Meheran, however, still remains one of the region’s longest hitters, even though he is in his early 40s.

“I’ve always been known as a long driver, but I’ve gotten a little shorter and a lot straighter in the last couple of years,” he said. “When I play with the guys down in Florida, they get mad at me, because they say I shouldn’t be hitting it that long at this age.

“I play with what works for me,” he said of his equipment. “I’ve been using a TaylorMade 425 driver. I’m using the same Titleist irons that I’ve been using for a while now, and I still use the same putter I played with in college, the Ping Anser. I’ve got four of them, and they’re all identical. I switch them when one of then gets nicked.”

Meheran wishes he was a little better with the flat stick.

“I’d like to become a better putter, he said. “I’m a little too streaky sometimes. If there is one thing that frustrates me, it’s my putting. I’m not super, but when I’m good, I’m pretty good, and I can make my share of putts. But when they’re not dropping, it can be frustrating. I’d like to have a good stroke all the time.”

Born in Weatherfield, Conn., Meheran played varsity golf at both Arizona State and New Mexico. He finished in the top 10 at the

William Tucker Invitational while competing for New Mexico.

Meheran returned home to become an assistant pro at Weatherfield Country Club before accepting an assistant pro position at Wampanoag Country Club for two years. He later become head pro there for three years before moving on to Berkshire Hills Country Club.

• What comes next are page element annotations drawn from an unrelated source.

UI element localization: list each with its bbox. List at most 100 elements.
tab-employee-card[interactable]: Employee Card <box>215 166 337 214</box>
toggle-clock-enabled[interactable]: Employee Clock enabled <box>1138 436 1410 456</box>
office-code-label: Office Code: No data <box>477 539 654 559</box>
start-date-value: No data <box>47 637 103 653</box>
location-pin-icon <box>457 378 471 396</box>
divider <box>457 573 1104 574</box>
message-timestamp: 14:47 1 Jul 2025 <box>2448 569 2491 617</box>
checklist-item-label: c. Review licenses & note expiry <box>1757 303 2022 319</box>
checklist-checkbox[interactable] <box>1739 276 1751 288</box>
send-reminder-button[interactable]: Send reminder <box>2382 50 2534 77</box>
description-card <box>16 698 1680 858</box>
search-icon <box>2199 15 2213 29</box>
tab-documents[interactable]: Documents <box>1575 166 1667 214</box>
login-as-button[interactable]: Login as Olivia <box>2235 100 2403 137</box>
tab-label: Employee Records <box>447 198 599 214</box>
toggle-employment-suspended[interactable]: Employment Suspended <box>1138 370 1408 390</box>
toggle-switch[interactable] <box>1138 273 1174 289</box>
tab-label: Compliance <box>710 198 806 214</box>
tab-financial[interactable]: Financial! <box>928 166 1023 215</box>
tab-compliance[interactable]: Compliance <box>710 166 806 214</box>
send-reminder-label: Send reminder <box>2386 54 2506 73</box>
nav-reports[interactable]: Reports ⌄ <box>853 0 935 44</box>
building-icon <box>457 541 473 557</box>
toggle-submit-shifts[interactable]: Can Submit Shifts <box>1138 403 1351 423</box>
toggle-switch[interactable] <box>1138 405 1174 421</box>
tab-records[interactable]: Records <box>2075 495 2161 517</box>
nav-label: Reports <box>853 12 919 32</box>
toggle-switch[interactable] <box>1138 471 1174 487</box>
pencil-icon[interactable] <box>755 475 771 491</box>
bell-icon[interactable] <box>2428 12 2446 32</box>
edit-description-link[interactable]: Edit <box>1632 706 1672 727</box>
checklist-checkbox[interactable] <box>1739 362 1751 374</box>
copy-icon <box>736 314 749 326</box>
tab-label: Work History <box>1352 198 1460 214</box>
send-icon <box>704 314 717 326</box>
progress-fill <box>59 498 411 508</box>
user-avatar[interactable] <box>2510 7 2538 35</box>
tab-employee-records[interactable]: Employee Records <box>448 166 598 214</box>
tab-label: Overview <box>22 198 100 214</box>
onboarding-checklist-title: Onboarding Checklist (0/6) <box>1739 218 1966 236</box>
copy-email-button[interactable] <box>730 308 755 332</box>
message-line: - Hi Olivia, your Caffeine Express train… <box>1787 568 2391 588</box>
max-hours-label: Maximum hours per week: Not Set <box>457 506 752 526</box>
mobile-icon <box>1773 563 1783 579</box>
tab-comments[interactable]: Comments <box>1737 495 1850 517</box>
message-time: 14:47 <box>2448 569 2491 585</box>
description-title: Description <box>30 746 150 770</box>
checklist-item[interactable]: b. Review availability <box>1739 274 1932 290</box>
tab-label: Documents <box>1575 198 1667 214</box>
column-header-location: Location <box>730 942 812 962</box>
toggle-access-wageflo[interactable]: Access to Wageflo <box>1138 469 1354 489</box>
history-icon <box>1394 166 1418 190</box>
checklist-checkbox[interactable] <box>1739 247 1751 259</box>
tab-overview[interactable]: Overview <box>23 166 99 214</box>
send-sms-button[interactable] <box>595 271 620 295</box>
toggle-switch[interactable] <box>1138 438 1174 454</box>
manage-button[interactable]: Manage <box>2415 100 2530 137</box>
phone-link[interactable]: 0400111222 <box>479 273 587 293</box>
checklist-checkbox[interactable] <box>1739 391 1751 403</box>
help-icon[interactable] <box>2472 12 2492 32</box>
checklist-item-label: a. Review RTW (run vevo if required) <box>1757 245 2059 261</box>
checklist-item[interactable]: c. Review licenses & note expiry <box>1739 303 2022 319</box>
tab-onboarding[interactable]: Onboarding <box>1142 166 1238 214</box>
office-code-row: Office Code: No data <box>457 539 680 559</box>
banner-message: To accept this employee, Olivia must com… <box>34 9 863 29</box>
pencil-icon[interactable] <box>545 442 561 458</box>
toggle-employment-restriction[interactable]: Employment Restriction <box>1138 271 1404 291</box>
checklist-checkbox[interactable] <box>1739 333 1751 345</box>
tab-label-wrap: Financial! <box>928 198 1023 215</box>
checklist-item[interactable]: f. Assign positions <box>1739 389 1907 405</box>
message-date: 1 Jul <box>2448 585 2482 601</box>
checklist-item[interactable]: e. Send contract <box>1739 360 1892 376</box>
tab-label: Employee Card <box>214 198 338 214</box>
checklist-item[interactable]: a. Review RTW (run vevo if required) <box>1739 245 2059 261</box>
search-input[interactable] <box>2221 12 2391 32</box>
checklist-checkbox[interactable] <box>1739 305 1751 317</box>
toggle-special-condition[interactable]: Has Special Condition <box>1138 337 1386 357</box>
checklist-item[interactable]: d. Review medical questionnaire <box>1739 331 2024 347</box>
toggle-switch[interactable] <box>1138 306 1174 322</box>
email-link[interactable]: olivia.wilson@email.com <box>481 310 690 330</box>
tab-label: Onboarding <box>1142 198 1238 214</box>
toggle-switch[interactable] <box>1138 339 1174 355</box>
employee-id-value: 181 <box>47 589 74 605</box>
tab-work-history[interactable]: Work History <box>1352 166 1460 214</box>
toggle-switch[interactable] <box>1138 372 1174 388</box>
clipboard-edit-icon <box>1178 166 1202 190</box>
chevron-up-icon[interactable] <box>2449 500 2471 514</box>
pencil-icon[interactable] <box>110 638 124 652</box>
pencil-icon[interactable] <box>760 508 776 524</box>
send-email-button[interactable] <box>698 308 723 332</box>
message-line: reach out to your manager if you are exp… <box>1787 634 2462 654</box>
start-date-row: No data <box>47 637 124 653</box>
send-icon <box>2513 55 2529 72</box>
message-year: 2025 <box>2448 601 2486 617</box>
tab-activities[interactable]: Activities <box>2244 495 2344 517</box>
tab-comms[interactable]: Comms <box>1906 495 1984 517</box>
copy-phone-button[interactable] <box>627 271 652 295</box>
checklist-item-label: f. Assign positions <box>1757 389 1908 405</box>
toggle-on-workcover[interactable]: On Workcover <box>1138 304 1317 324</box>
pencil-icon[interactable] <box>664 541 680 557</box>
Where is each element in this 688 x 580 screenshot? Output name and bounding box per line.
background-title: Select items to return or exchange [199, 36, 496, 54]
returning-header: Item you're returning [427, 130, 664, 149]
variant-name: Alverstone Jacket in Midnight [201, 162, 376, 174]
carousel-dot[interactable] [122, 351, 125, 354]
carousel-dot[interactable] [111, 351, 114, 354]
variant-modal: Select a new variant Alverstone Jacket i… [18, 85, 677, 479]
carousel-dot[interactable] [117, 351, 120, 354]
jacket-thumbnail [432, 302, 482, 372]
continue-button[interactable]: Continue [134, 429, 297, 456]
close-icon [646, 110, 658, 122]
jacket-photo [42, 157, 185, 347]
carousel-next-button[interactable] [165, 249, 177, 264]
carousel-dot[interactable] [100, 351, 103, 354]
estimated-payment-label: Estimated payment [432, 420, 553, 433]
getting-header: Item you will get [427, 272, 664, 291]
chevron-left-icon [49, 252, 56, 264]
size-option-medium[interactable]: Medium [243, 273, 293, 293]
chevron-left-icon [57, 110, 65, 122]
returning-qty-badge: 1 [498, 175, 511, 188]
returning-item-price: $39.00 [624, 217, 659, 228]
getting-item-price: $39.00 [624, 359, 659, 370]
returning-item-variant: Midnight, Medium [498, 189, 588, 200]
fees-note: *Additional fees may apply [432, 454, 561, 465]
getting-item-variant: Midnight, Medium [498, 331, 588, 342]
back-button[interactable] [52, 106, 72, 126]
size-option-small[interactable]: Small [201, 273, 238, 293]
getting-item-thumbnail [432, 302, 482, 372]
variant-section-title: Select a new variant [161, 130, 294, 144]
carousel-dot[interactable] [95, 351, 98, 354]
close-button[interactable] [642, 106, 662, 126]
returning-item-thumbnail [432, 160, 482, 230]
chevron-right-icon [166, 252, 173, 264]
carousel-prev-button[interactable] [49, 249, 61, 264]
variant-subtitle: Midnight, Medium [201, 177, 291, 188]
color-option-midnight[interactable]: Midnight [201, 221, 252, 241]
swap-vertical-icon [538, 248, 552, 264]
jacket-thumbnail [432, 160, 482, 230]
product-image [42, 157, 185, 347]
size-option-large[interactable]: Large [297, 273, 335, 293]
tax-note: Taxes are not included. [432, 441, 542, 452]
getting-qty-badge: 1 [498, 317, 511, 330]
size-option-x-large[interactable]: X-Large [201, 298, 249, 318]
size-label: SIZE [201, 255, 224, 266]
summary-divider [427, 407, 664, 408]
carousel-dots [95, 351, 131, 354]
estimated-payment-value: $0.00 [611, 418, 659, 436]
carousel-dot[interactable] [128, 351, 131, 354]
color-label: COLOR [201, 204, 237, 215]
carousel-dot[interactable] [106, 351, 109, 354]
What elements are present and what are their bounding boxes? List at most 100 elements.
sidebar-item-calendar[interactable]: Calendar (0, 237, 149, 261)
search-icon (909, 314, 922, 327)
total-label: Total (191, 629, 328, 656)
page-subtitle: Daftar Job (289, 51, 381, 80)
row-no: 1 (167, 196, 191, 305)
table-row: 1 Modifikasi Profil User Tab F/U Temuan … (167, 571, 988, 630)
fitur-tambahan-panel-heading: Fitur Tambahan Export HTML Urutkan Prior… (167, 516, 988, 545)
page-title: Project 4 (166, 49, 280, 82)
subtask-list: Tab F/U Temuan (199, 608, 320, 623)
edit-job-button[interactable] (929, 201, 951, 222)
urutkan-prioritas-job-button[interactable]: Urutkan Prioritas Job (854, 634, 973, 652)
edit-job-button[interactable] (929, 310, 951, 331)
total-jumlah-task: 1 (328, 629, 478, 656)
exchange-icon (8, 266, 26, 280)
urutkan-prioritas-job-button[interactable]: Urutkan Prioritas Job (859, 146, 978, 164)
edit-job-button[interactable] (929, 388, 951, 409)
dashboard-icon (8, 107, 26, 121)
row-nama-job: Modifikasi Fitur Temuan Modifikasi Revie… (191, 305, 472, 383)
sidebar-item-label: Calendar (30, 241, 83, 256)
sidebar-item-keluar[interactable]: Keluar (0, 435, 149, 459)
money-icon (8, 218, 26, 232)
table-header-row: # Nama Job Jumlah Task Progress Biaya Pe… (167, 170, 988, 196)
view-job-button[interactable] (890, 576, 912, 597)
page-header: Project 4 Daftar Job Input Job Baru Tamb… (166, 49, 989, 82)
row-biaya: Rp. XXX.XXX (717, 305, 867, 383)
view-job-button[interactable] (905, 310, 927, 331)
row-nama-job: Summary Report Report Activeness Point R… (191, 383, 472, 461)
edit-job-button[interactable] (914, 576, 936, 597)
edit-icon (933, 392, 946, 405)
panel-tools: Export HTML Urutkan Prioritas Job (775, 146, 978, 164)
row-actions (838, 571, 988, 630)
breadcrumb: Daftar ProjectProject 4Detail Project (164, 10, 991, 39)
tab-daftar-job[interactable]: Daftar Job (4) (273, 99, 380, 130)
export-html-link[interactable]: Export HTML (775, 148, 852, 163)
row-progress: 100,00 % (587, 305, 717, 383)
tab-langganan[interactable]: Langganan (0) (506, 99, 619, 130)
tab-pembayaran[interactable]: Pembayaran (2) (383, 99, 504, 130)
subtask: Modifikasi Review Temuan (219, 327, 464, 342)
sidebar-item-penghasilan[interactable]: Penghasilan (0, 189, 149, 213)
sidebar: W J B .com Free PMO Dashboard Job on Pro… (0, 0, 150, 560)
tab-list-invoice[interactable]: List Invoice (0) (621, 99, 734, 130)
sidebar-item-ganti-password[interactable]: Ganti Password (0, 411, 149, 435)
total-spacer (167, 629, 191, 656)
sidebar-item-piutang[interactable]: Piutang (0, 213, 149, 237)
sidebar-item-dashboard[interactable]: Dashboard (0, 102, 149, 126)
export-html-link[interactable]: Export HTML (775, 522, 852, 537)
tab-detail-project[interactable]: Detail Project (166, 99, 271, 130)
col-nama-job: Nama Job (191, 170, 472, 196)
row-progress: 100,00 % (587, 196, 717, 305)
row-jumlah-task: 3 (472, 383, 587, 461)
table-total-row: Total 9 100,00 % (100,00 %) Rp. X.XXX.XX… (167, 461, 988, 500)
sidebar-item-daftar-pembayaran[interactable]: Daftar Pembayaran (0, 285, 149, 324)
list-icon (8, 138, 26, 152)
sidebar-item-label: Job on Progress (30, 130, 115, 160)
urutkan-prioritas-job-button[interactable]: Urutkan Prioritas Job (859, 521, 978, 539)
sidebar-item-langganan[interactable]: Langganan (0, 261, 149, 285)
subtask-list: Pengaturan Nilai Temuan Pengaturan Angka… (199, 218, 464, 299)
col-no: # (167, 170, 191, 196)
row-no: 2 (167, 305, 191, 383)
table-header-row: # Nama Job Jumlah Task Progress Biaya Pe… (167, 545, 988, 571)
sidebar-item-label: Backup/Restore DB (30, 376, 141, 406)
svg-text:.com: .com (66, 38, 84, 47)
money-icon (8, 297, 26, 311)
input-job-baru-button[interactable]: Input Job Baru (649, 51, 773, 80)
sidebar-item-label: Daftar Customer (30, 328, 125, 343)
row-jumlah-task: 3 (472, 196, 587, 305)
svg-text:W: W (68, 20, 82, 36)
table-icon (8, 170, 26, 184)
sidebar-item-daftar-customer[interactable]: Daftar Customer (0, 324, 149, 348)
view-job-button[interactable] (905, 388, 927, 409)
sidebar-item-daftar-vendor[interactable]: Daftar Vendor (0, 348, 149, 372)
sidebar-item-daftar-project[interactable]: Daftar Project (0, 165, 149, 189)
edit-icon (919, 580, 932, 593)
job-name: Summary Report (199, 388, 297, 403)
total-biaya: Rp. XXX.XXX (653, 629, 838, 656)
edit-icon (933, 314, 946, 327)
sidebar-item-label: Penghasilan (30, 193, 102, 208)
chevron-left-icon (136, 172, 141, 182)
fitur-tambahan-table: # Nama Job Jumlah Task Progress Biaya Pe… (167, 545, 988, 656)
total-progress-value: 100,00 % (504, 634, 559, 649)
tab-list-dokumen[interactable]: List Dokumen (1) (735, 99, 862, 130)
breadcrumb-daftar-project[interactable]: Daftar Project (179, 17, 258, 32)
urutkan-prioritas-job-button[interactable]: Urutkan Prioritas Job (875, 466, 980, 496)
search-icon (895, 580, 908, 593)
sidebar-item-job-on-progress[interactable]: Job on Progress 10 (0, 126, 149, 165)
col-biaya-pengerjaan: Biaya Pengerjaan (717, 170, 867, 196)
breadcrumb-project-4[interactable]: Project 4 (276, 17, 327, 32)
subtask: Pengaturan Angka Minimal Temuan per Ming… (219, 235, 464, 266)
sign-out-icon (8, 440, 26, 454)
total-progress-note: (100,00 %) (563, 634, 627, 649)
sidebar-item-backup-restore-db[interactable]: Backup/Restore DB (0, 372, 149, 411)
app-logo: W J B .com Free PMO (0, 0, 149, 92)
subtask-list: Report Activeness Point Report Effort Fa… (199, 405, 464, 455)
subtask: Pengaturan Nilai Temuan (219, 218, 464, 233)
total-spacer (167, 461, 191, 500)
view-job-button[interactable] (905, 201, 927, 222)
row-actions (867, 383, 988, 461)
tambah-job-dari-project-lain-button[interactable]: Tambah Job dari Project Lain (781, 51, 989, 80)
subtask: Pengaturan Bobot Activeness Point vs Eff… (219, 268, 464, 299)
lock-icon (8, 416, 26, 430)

Meheran said that Berkshire Hills CC and Cobleskill G&CC are very much alike.

“Berkshire Hills is a little longer. It was built in 1925, while the front side at Cobleskill G&CC was built in 1929,” he said. “Cobleskill G&CC still has some nice elevation changes, and some very good holes. Both courses have old-style designs.

“I just felt it was time to move on. It seemed like a really good opportunity for me. I’m really looking forward to the change.

“I think Cobleskill wants a little more from their head pro than Berkshire Hills did. They want me to be more involved in the decision-making and the membership. I did some of the same kind of stuff at Berkshire Hills, like dealing with the caterer and the food. They want the head pro’s input on things, and that’s fine with me. That’s why we do what we do. We want to be leaned on, and we want to give people our ideas.”